The serverless platform aims to facilitate cloud applications' straightforward deployment, scaling, and management. Unfortunately, the distributed nature of serverless computing makes it difficult to port traditional security tools directly. The existing serverless solutions primarily identify potential threats or performance bottlenecks through post-analysis of modified operating system audit logs, detection of encrypted traffic offloading, or the collection of runtime metrics. However, these methods often prove inadequate for comprehensively detecting communication violations across functions. This limitation restricts the real-time log monitoring and validation capabilities in distributed environments while impeding the maintenance of minimal communication overhead. Therefore, this paper presents FaaSMT, which aims to fill this gap by addressing research questions related to security checks and the optimization of performance and costs in serverless applications. This framework employs parallel processing for the collection of distributed data logs, incorporating Merkle Tree algorithms and heuristic optimisation methods to achieve adaptive inline security task execution. The results of experimental trials demonstrate that FaaSMT is capable of effectively identifying major attack types (e.g., Denial of Wallet (DoW) and Business Logic attacks), thereby providing comprehensive monitoring and validation of function executions while significantly reducing performance overhead.
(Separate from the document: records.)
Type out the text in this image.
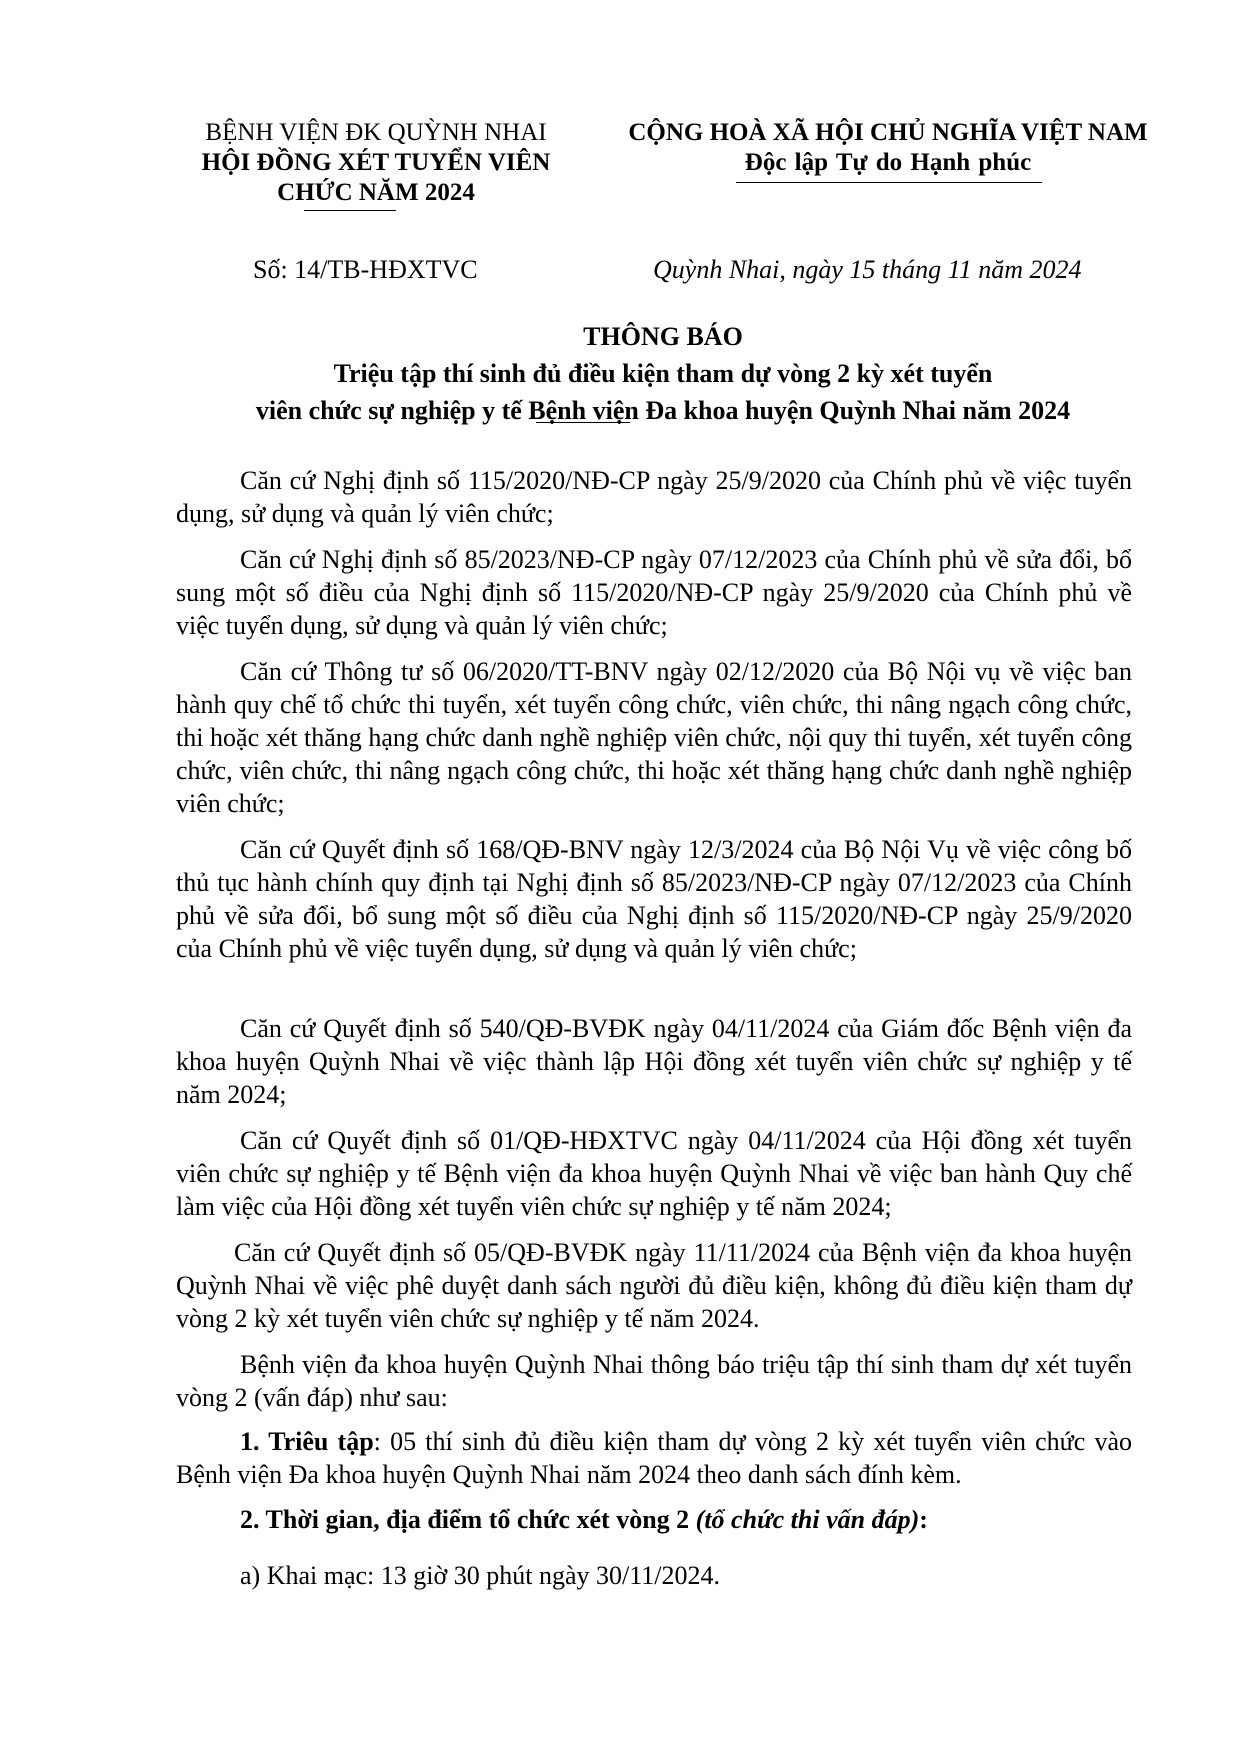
BỆNH VIỆN ĐK QUỲNH NHAI
HỘI ĐỒNG XÉT TUYỂN VIÊN
CHỨC NĂM 2024
CỘNG HOÀ XÃ HỘI CHỦ NGHĨA VIỆT NAM
Độc lập Tự do Hạnh phúc
Số: 14/TB-HĐXTVC	Quỳnh Nhai, ngày 15 tháng 11 năm 2024
THÔNG BÁO
Triệu tập thí sinh đủ điều kiện tham dự vòng 2 kỳ xét tuyển
viên chức sự nghiệp y tế Bệnh viện Đa khoa huyện Quỳnh Nhai năm 2024

Căn cứ Nghị định số 115/2020/NĐ-CP ngày 25/9/2020 của Chính phủ về việc tuyển dụng, sử dụng và quản lý viên chức;

Căn cứ Nghị định số 85/2023/NĐ-CP ngày 07/12/2023 của Chính phủ về sửa đổi, bổ sung một số điều của Nghị định số 115/2020/NĐ-CP ngày 25/9/2020 của Chính phủ về việc tuyển dụng, sử dụng và quản lý viên chức;

Căn cứ Thông tư số 06/2020/TT-BNV ngày 02/12/2020 của Bộ Nội vụ về việc ban hành quy chế tổ chức thi tuyển, xét tuyển công chức, viên chức, thi nâng ngạch công chức, thi hoặc xét thăng hạng chức danh nghề nghiệp viên chức, nội quy thi tuyển, xét tuyển công chức, viên chức, thi nâng ngạch công chức, thi hoặc xét thăng hạng chức danh nghề nghiệp viên chức;

Căn cứ Quyết định số 168/QĐ-BNV ngày 12/3/2024 của Bộ Nội Vụ về việc công bố thủ tục hành chính quy định tại Nghị định số 85/2023/NĐ-CP ngày 07/12/2023 của Chính phủ về sửa đổi, bổ sung một số điều của Nghị định số 115/2020/NĐ-CP ngày 25/9/2020 của Chính phủ về việc tuyển dụng, sử dụng và quản lý viên chức;

Căn cứ Quyết định số 540/QĐ-BVĐK ngày 04/11/2024 của Giám đốc Bệnh viện đa khoa huyện Quỳnh Nhai về việc thành lập Hội đồng xét tuyển viên chức sự nghiệp y tế năm 2024;

Căn cứ Quyết định số 01/QĐ-HĐXTVC ngày 04/11/2024 của Hội đồng xét tuyển viên chức sự nghiệp y tế Bệnh viện đa khoa huyện Quỳnh Nhai về việc ban hành Quy chế làm việc của Hội đồng xét tuyển viên chức sự nghiệp y tế năm 2024;

Căn cứ Quyết định số 05/QĐ-BVĐK ngày 11/11/2024 của Bệnh viện đa khoa huyện Quỳnh Nhai về việc phê duyệt danh sách người đủ điều kiện, không đủ điều kiện tham dự vòng 2 kỳ xét tuyển viên chức sự nghiệp y tế năm 2024.

Bệnh viện đa khoa huyện Quỳnh Nhai thông báo triệu tập thí sinh tham dự xét tuyển vòng 2 (vấn đáp) như sau:

1. Triêu tập: 05 thí sinh đủ điều kiện tham dự vòng 2 kỳ xét tuyển viên chức vào Bệnh viện Đa khoa huyện Quỳnh Nhai năm 2024 theo danh sách đính kèm.

2. Thời gian, địa điểm tổ chức xét vòng 2 (tổ chức thi vấn đáp):

a) Khai mạc: 13 giờ 30 phút ngày 30/11/2024.
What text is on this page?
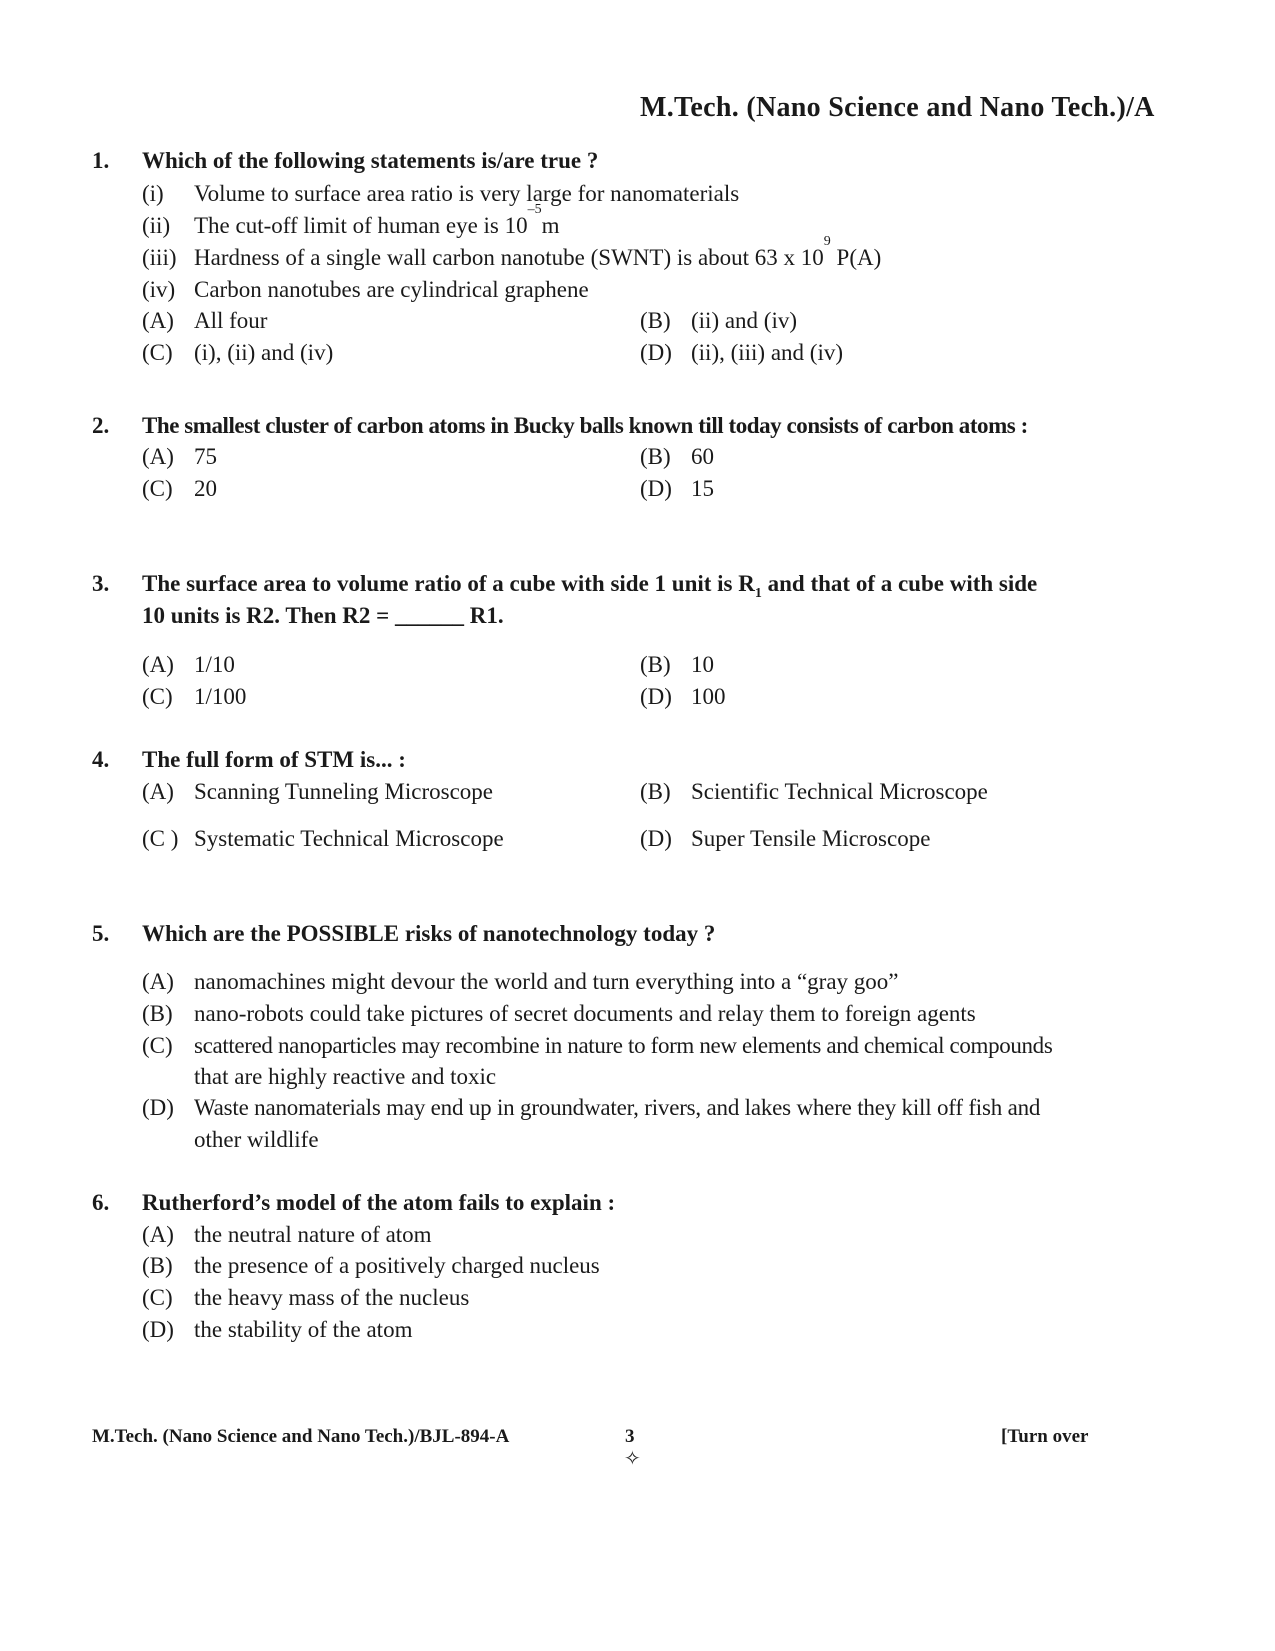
M.Tech. (Nano Science and Nano Tech.)/A
1. Which of the following statements is/are true ?
(i) Volume to surface area ratio is very large for nanomaterials
(ii) The cut-off limit of human eye is $10^{-5}m$
(iii) Hardness of a single wall carbon nanotube (SWNT) is about 63 x $10^9$ P(A)
(iv) Carbon nanotubes are cylindrical graphene
(A) All four	(B) (ii) and (iv)
(C) (i), (ii) and (iv)	(D) (ii), (iii) and (iv)
2. The smallest cluster of carbon atoms in Bucky balls known till today consists of carbon atoms :
(A) 75	(B) 60
(C) 20	(D) 15
3. The surface area to volume ratio of a cube with side 1 unit is $R_1$ and that of a cube with side
10 units is R2. Then R2 = ______ R1.
(A) 1/10	(B) 10
(C) 1/100	(D) 100
4. The full form of STM is... :
(A) Scanning Tunneling Microscope	(B) Scientific Technical Microscope
(C ) Systematic Technical Microscope	(D) Super Tensile Microscope
5. Which are the POSSIBLE risks of nanotechnology today ?
(A) nanomachines might devour the world and turn everything into a “gray goo”
(B) nano-robots could take pictures of secret documents and relay them to foreign agents
(C) scattered nanoparticles may recombine in nature to form new elements and chemical compounds
that are highly reactive and toxic
(D) Waste nanomaterials may end up in groundwater, rivers, and lakes where they kill off fish and
other wildlife
6. Rutherford’s model of the atom fails to explain :
(A) the neutral nature of atom
(B) the presence of a positively charged nucleus
(C) the heavy mass of the nucleus
(D) the stability of the atom
M.Tech. (Nano Science and Nano Tech.)/BJL-894-A	3	[Turn over
✧
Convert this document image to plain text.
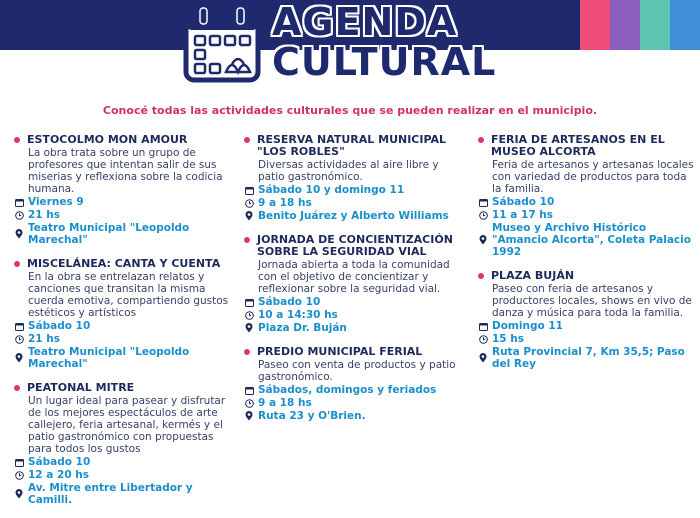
AGENDA
CULTURAL
Conocé todas las actividades culturales que se pueden realizar en el municipio.
ESTOCOLMO MON AMOUR
La obra trata sobre un grupo de profesores que intentan salir de sus miserias y reflexiona sobre la codicia humana.
Viernes 9
21 hs
Teatro Municipal "Leopoldo Marechal"
MISCELÁNEA: CANTA Y CUENTA
En la obra se entrelazan relatos y canciones que transitan la misma cuerda emotiva, compartiendo gustos estéticos y artísticos
Sábado 10
21 hs
Teatro Municipal "Leopoldo Marechal"
PEATONAL MITRE
Un lugar ideal para pasear y disfrutar de los mejores espectáculos de arte callejero, feria artesanal, kermés y el patio gastronómico con propuestas para todos los gustos
Sábado 10
12 a 20 hs
Av. Mitre entre Libertador y Camilli.
RESERVA NATURAL MUNICIPAL "LOS ROBLES"
Diversas actividades al aire libre y patio gastronómico.
Sábado 10 y domingo 11
9 a 18 hs
Benito Juárez y Alberto Williams
JORNADA DE CONCIENTIZACIÓN SOBRE LA SEGURIDAD VIAL
Jornada abierta a toda la comunidad con el objetivo de concientizar y reflexionar sobre la seguridad vial.
Sábado 10
10 a 14:30 hs
Plaza Dr. Buján
PREDIO MUNICIPAL FERIAL
Paseo con venta de productos y patio gastronómico.
Sábados, domingos y feriados
9 a 18 hs
Ruta 23 y O'Brien.
FERIA DE ARTESANOS EN EL MUSEO ALCORTA
Feria de artesanos y artesanas locales con variedad de productos para toda la familia.
Sábado 10
11 a 17 hs
Museo y Archivo Histórico "Amancio Alcorta", Coleta Palacio 1992
PLAZA BUJÁN
Paseo con feria de artesanos y productores locales, shows en vivo de danza y música para toda la familia.
Domingo 11
15 hs
Ruta Provincial 7, Km 35,5; Paso del Rey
翻译：无服务器平台旨在简化云应用程序的部署、扩展与管理。然而，无服务器计算的分布式特性使得传统安全工具难以直接移植。现有的无服务器解决方案主要通过修改操作系统审计日志的后分析、加密流量卸载检测或运行时指标收集来识别潜在威胁或性能瓶颈。但这些方法通常无法全面检测函数间的通信违规。这一局限不仅制约了分布式环境中的实时日志监控与验证能力，也阻碍了维持最低通信开销的目标。因此，本文提出FaaSMT框架，旨在通过解决无服务器应用中安全检查及性能与成本优化的相关研究问题来填补这一空白。该框架采用并行处理收集分布式数据日志，结合默克尔树算法与启发式优化方法，实现自适应的内联安全任务执行。实验结果表明，FaaSMT能够有效识别主要攻击类型（例如钱包拒绝攻击与业务逻辑攻击），从而在显著降低性能开销的同时，为函数执行提供全面的监控与验证。